Info Sindo : Dodik Wahyuni Saat Menjalani Pemeriksaan

Tuban, Infosindo.com – Seorang pria warga Merakurak, Tuban, harus berurusan dengan polisi. Komentar atau ujarannya di media sosial lah yang membuatnya harus datang ke kantor polisi.

Pria itu adalah Dodik Iswahyudi. Dengan menggunakan akun facebook bernama Brawel Nyidam Arak, Dodik memposting komentar yang dinilai telah melecehkan polisi. Komentar itu dianggap sebagai ujaran kebencian institusi polri yang sedang melakukan operasi tilang.

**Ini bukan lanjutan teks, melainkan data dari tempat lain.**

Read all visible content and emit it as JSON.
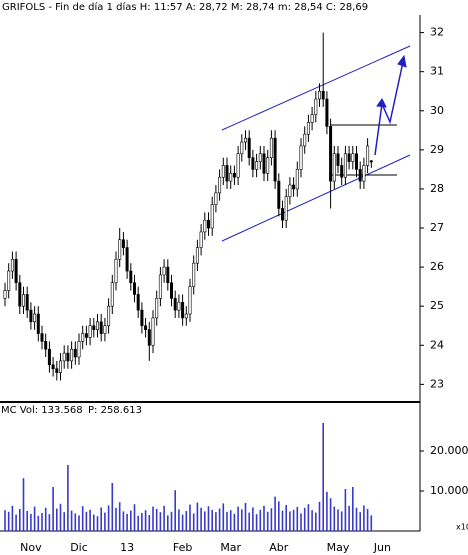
{
  "chart_data": [
    {
      "type": "candlestick",
      "title": "GRIFOLS - Fin de día 1 días H: 11:57 A: 28,72 M: 28,74 m: 28,54 C: 28,69",
      "categories": [
        null,
        null,
        null,
        null,
        null,
        null,
        null,
        "Nov",
        null,
        null,
        null,
        null,
        null,
        null,
        null,
        null,
        null,
        null,
        null,
        null,
        "Dic",
        null,
        null,
        null,
        null,
        null,
        null,
        null,
        null,
        null,
        null,
        null,
        null,
        "13",
        null,
        null,
        null,
        null,
        null,
        null,
        null,
        null,
        null,
        null,
        null,
        null,
        null,
        null,
        "Feb",
        null,
        null,
        null,
        null,
        null,
        null,
        null,
        null,
        null,
        null,
        null,
        null,
        "Mar",
        null,
        null,
        null,
        null,
        null,
        null,
        null,
        null,
        null,
        null,
        null,
        null,
        "Abr",
        null,
        null,
        null,
        null,
        null,
        null,
        null,
        null,
        null,
        null,
        null,
        null,
        null,
        null,
        null,
        "May",
        null,
        null,
        null,
        null,
        null,
        null,
        null,
        null,
        null,
        null,
        null,
        "Jun",
        null
      ],
      "open": [
        25.2,
        25.4,
        25.9,
        26.2,
        25.6,
        25.0,
        25.3,
        24.9,
        24.6,
        24.8,
        24.3,
        24.1,
        23.9,
        23.5,
        23.4,
        23.3,
        23.6,
        23.8,
        23.6,
        23.9,
        23.7,
        24.1,
        24.3,
        24.2,
        24.5,
        24.4,
        24.6,
        24.3,
        24.5,
        25.0,
        25.6,
        26.2,
        26.7,
        26.5,
        25.9,
        25.6,
        25.3,
        24.9,
        24.5,
        24.4,
        24.0,
        24.7,
        25.2,
        25.8,
        26.0,
        25.6,
        25.2,
        24.9,
        25.1,
        24.7,
        24.8,
        25.5,
        26.1,
        26.5,
        26.9,
        27.2,
        27.0,
        27.6,
        27.9,
        28.3,
        28.6,
        28.2,
        28.4,
        28.3,
        28.9,
        29.2,
        29.3,
        28.8,
        28.5,
        28.7,
        28.9,
        28.4,
        28.8,
        29.3,
        28.2,
        27.5,
        27.2,
        27.8,
        28.1,
        28.0,
        28.5,
        29.1,
        29.4,
        29.7,
        29.9,
        30.3,
        30.5,
        30.3,
        29.6,
        28.2,
        28.9,
        28.6,
        28.3,
        28.9,
        28.7,
        28.9,
        28.5,
        28.2,
        28.6,
        28.72,
        null,
        null,
        null,
        null
      ],
      "high": [
        25.6,
        26.1,
        26.4,
        26.4,
        25.8,
        25.5,
        25.5,
        25.1,
        25.0,
        25.0,
        24.5,
        24.3,
        24.1,
        23.7,
        23.6,
        23.8,
        24.0,
        24.0,
        24.1,
        24.1,
        24.3,
        24.5,
        24.5,
        24.7,
        24.7,
        24.8,
        24.8,
        24.7,
        25.2,
        25.8,
        26.4,
        27.0,
        26.9,
        26.7,
        26.1,
        25.8,
        25.5,
        25.1,
        24.7,
        24.6,
        24.9,
        25.4,
        26.0,
        26.2,
        26.2,
        25.8,
        25.4,
        25.3,
        25.3,
        25.0,
        25.7,
        26.3,
        26.7,
        27.1,
        27.4,
        27.4,
        27.8,
        28.1,
        28.5,
        28.8,
        28.8,
        28.6,
        28.6,
        29.1,
        29.4,
        29.5,
        29.5,
        29.0,
        28.9,
        29.1,
        29.1,
        29.0,
        29.5,
        29.5,
        28.4,
        27.7,
        28.0,
        28.3,
        28.3,
        28.7,
        29.3,
        29.6,
        29.9,
        30.1,
        30.5,
        30.7,
        32.0,
        30.5,
        29.8,
        29.1,
        29.1,
        28.8,
        29.1,
        29.1,
        29.1,
        29.1,
        28.7,
        28.8,
        29.3,
        28.74,
        null,
        null,
        null,
        null
      ],
      "low": [
        25.0,
        25.2,
        25.7,
        25.4,
        24.8,
        24.8,
        24.7,
        24.4,
        24.4,
        24.1,
        23.9,
        23.7,
        23.3,
        23.2,
        23.1,
        23.1,
        23.4,
        23.4,
        23.4,
        23.5,
        23.5,
        23.9,
        24.0,
        24.0,
        24.2,
        24.2,
        24.1,
        24.1,
        24.3,
        24.8,
        25.4,
        26.0,
        26.3,
        25.7,
        25.4,
        25.1,
        24.7,
        24.3,
        24.2,
        23.6,
        23.8,
        24.5,
        25.0,
        25.6,
        25.4,
        25.0,
        24.7,
        24.7,
        24.5,
        24.5,
        24.6,
        25.3,
        25.9,
        26.3,
        26.7,
        26.8,
        26.8,
        27.4,
        27.7,
        28.1,
        28.0,
        28.0,
        28.1,
        28.1,
        28.7,
        29.0,
        28.6,
        28.3,
        28.3,
        28.5,
        28.2,
        28.2,
        28.6,
        28.0,
        27.3,
        27.0,
        27.0,
        27.6,
        27.8,
        27.8,
        28.3,
        28.9,
        29.2,
        29.5,
        29.7,
        30.1,
        30.1,
        29.4,
        27.5,
        28.0,
        28.4,
        28.1,
        28.1,
        28.5,
        28.5,
        28.3,
        28.0,
        28.0,
        28.4,
        28.54,
        null,
        null,
        null,
        null
      ],
      "close": [
        25.4,
        25.9,
        26.2,
        25.6,
        25.0,
        25.3,
        24.9,
        24.6,
        24.8,
        24.3,
        24.1,
        23.9,
        23.5,
        23.4,
        23.3,
        23.6,
        23.8,
        23.6,
        23.9,
        23.7,
        24.1,
        24.3,
        24.2,
        24.5,
        24.4,
        24.6,
        24.3,
        24.5,
        25.0,
        25.6,
        26.2,
        26.7,
        26.5,
        25.9,
        25.6,
        25.3,
        24.9,
        24.5,
        24.4,
        24.0,
        24.7,
        25.2,
        25.8,
        26.0,
        25.6,
        25.2,
        24.9,
        25.1,
        24.7,
        24.8,
        25.5,
        26.1,
        26.5,
        26.9,
        27.2,
        27.0,
        27.6,
        27.9,
        28.3,
        28.6,
        28.2,
        28.4,
        28.3,
        28.9,
        29.2,
        29.3,
        28.8,
        28.5,
        28.7,
        28.9,
        28.4,
        28.8,
        29.3,
        28.2,
        27.5,
        27.2,
        27.8,
        28.1,
        28.0,
        28.5,
        29.1,
        29.4,
        29.7,
        29.9,
        30.3,
        30.5,
        30.3,
        29.6,
        28.2,
        28.9,
        28.6,
        28.3,
        28.9,
        28.7,
        28.9,
        28.5,
        28.2,
        28.6,
        29.1,
        28.69,
        null,
        null,
        null,
        null
      ],
      "color": "#000000",
      "ylim": [
        22.6,
        32.45
      ],
      "yticks": [
        23,
        24,
        25,
        26,
        27,
        28,
        29,
        30,
        31,
        32
      ]
    },
    {
      "type": "bar",
      "title": "MC Vol: 133.568",
      "subtitle": "P: 258.613",
      "unit_label": "x10",
      "values": [
        5200,
        4800,
        6300,
        4100,
        5500,
        13200,
        5000,
        4300,
        6100,
        3800,
        4500,
        5800,
        4200,
        11000,
        5600,
        6800,
        4700,
        16500,
        5100,
        4400,
        3900,
        6200,
        4800,
        5300,
        4100,
        3700,
        5900,
        4600,
        6400,
        12000,
        5800,
        7200,
        4900,
        4300,
        5100,
        6700,
        3800,
        4500,
        5200,
        4000,
        6100,
        5500,
        4700,
        6300,
        3900,
        4800,
        10200,
        5400,
        4100,
        5000,
        6600,
        4400,
        7100,
        5800,
        4900,
        6200,
        5300,
        4700,
        5600,
        6900,
        4800,
        5200,
        4300,
        6100,
        5400,
        7000,
        4600,
        5900,
        4200,
        5300,
        6300,
        4800,
        5700,
        8600,
        7400,
        5100,
        6500,
        4900,
        5300,
        6000,
        4400,
        5800,
        6700,
        5200,
        4600,
        7300,
        27000,
        9800,
        8200,
        6100,
        5400,
        4900,
        10500,
        6300,
        11000,
        5800,
        4700,
        6400,
        5500,
        3900,
        null,
        null,
        null,
        null
      ],
      "color": "#3a3ac8",
      "subtitle_color": "#d00000",
      "ylim": [
        0,
        31500
      ],
      "yticks": [
        {
          "value": 10000,
          "label": "10.000"
        },
        {
          "value": 20000,
          "label": "20.000"
        }
      ]
    }
  ]
}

“Pelaku lagi kami periksa, motifnya apa kok sampai melakukan postingan yang bisa dikatagorikan ujaran kebencian,” ujar Kasat Reskrim Polres Tuban AKP Iwan Hari Poerwanto kepada media, Selasa (17/7/2018).

Dodik sendiri mengaku khilaf dan mengaku bersalah. Dodik mengaku setelah memberikan kometar tersebut, dia segera menghapusnya karena khawatir dirundung banyak orang. Tetapi tangkapan layar terhadap komentar Dodik telah didapatkan polisi sehingga Dodik tak bisa berkutik saat harus menerima panggilan polisi untuk pemeriksaan.

“Aku khilaf dan bersalah. Seketika itu langsung aku hapus komentarku di fb. Aku berharap bisa minta maaf pada pak polisi dan masalah ini bisa segera selesai,” kata Dodik.

Sementara itu, Kapolres Tuban AKBP Nanang Haryono Berharap kejadian ujaran kebencian ini tidak akan terulang lagi, baik itu kepada institusi maupun pada seseorang karena itu bisa masuk ranah hukum dan pidana.

“Kami berharap dan mengajak masyarakat di Tuban untuk pandai bermedsos. saling menghargai pada sesama dan tidak melakukan ujaran kebencian di medsos, kejadian ini bisa dijadikan pembelajaran buat kita semua,” kata Nanang.